Wednesday 20 July 2011

The Escape

THE ESCAPE

This activity is about a group of refugees escaping to freedom.

Introduction:
This game is about a group of refugees escaping to freedom. Participants are confronted with a series of human rights dilemmas on their that they have to try to resolve by consensus.

Time: 40-60 minutes

Number of participants: 12 to 30+ (divide into groups of up to 6).

Aim of the activity:
• identify the possible feelings, hopes, and fears of refugees forced to leave their homes against their will.
• to develop knowledge and understanding of democracy, legal and human rights and responsibilities, systems of justice, and skills in communication and working with others.

Equipment needed:
Each team will need:
The Great Escape Route (enlarged to A3 size, if possible)
• A watch with a second hand
• Coloured crayons
• Pens

Each Leader/Teacher will need:
• A set of 11 Challenge Cards (These should be printed out on A4 sheets and folded along the dotted line)

Instructions:
The participants are divided into teams, each representing a party of refugees.

They have to make a long, arduous, clandestine journey out of their country, on foot, through dangerous territory, ahead of a pursuing army. They must carry everything they need. Their object is to bring as many members of the party as possible across the frontier to safety as quickly as possible. If all goes well the journey should take 11 days. They have little food or drink, but rationed carefully, it should just last them two weeks.

Every day the team meets a Challenge. A copy of each set of Challenges should be
printed out and pasted on to a set of 11 Challenge Cards for each team. Each card
presents a human rights problem, with a choice of three solutions, A, B and C. The team has to decide collectively which choice to make before they can progress on their journey. None of the answers is necessarily right or wrong; each has implications. Some are responses to internal conflicts; others are choices about external threats. Many involve delays. Some involve leaving members of the team behind. Some have disastrous consequences. If the team’s progress is too slow there is a danger that supplies will run out or that they will be
caught by their pursuers.

The exercise is timed from the moment the Runner arrives back at their team with a Challenge Card to the moment a decision is made. After each Challenge the teams carefully record their decision and chart their progress on the map.

Three jobs
Each team must allocate three jobs:

1. The Runner.
When the team has made its decision the runner goes to the Teacher/ Leader, hands in the previous Challenge Card and gets a new one.

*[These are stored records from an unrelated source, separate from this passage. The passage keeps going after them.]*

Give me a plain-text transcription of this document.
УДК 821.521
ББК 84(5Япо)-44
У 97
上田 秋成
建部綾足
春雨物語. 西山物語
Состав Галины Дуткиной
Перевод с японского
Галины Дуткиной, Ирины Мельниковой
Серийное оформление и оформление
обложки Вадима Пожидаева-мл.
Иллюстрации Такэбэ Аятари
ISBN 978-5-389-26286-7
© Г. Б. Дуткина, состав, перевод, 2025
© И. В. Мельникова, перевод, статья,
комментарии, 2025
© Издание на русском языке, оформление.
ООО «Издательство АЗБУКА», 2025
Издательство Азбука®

2. The Recorder charts the team’s choice, A, B or C, at each challenge, by colouring in the route, records how many people the team leaves behind at each Challenge and writes down the number of days’ delay incurred at each Challenge.

At the end of the exercise the Recorder adds up the number of people the team has left behind (if any) and the number of days delay incurred (if any).

3. The Timer records how long the team takes to decide on each Challenge from the moment the Runner returns with each new card. The Timer writes the time taken on the map and at the end adds up the total time taken to make decisions.

Discussion:
At the end of the exercise the teams report back on their achievements and results. Groups add up the time they took to answer the questions and the total of days lost, and how many people (if any) they have left behind.

The Teacher/Leader examines the time they took on each question, the choices taken and which Challenges they found most difficult.

You could tell them that any group that took more than 6 minutes (say) on their decionmaking or accumulated 6 days’ (say) or more delay would have been CAUGHT by the enemy, however nice and caring the group were.

What do the participants think the results and the decisions tell us about their group?

All sorts of conclusions – real and spurious – may be drawn from this activity about the nature of the teams, about the decisions they took and how well they worked together.

At this point the Teacher/Leader may reveal information which the teams could not possibly have known, eg the shepherd (Challenge 7) was a spy, so those who went with him would have been captured by the enemy; carelessness about hygeine (Choice A, Challenge 3) leads to an outbreak of acute food poisoning in which several of the party would die; Challenge 8 was a minefield, so those who walked across it would have been killed; the tunnel in Channel 11 collapsed and buried anyone within it.

Let them know that real refugees actually have experienced situations very similar to some of the challenges presented in this game.